Un tribunal de apelaciones en Estados Unidos autorizó la reanudación de la construcción del salón de baile que el presidente Donald Trump busca dejar como legado en la Casa Blanca. La decisión suspende la orden emitida días atrás por el juez federal Richard León, quien había limitado el proyecto.

El panel de tres jueces determinó que la medida cautelar debía revisarse con mayor detenimiento y programó una nueva audiencia para el 5 de junio. Con ello, la obra podrá continuar mientras se analiza el caso.

El salón de baile está diseñado para recibir entre 650 y 1,000 invitados en cenas y eventos de Estado.
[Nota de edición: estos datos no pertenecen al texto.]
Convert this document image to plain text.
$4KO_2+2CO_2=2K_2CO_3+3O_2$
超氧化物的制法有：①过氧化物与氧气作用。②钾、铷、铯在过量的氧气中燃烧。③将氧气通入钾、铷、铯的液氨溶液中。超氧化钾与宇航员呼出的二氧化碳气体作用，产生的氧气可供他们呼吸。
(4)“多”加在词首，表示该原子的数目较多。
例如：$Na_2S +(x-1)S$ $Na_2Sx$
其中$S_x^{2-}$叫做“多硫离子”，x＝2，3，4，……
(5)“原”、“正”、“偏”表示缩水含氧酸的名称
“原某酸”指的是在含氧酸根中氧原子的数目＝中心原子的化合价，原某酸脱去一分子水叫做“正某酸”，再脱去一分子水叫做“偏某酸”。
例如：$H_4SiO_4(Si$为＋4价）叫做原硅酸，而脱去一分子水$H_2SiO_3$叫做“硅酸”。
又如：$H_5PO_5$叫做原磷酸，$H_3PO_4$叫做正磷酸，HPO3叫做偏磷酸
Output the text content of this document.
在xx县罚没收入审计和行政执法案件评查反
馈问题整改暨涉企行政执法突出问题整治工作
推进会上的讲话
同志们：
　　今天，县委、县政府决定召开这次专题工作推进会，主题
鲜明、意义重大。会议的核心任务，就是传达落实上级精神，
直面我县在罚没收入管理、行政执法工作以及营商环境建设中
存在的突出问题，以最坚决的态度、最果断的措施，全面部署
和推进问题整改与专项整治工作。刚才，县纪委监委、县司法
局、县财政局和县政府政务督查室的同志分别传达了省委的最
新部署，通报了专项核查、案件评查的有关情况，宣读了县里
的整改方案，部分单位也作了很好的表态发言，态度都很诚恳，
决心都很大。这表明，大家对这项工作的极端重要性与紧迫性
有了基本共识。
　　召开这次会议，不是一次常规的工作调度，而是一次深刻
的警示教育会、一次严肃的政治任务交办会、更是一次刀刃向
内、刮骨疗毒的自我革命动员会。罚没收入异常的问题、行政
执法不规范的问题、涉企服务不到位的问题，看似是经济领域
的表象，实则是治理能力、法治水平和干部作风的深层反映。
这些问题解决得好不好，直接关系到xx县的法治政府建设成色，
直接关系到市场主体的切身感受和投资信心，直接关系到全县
Inicialmente, el costo estimado era de 200 millones de dólares, pero tras varias revisiones de diseño se elevó a alrededor de 400 millones.

Trump ha defendido la construcción como parte esencial de su legado presidencial, asegurando que representa un aporte significativo para la Casa Blanca y para Estados Unidos.

El juez León había resuelto que la obra debía detenerse, salvo en casos relacionados con la seguridad, como búnkeres o refugios antibombas. Sin embargo, el tribunal de apelaciones consideró necesario revisar la decisión antes de mantenerla en firme.

El presidente criticó la resolución inicial, señalando que el juez se estaba “extralimitando en sus funciones” y generando un perjuicio para el país.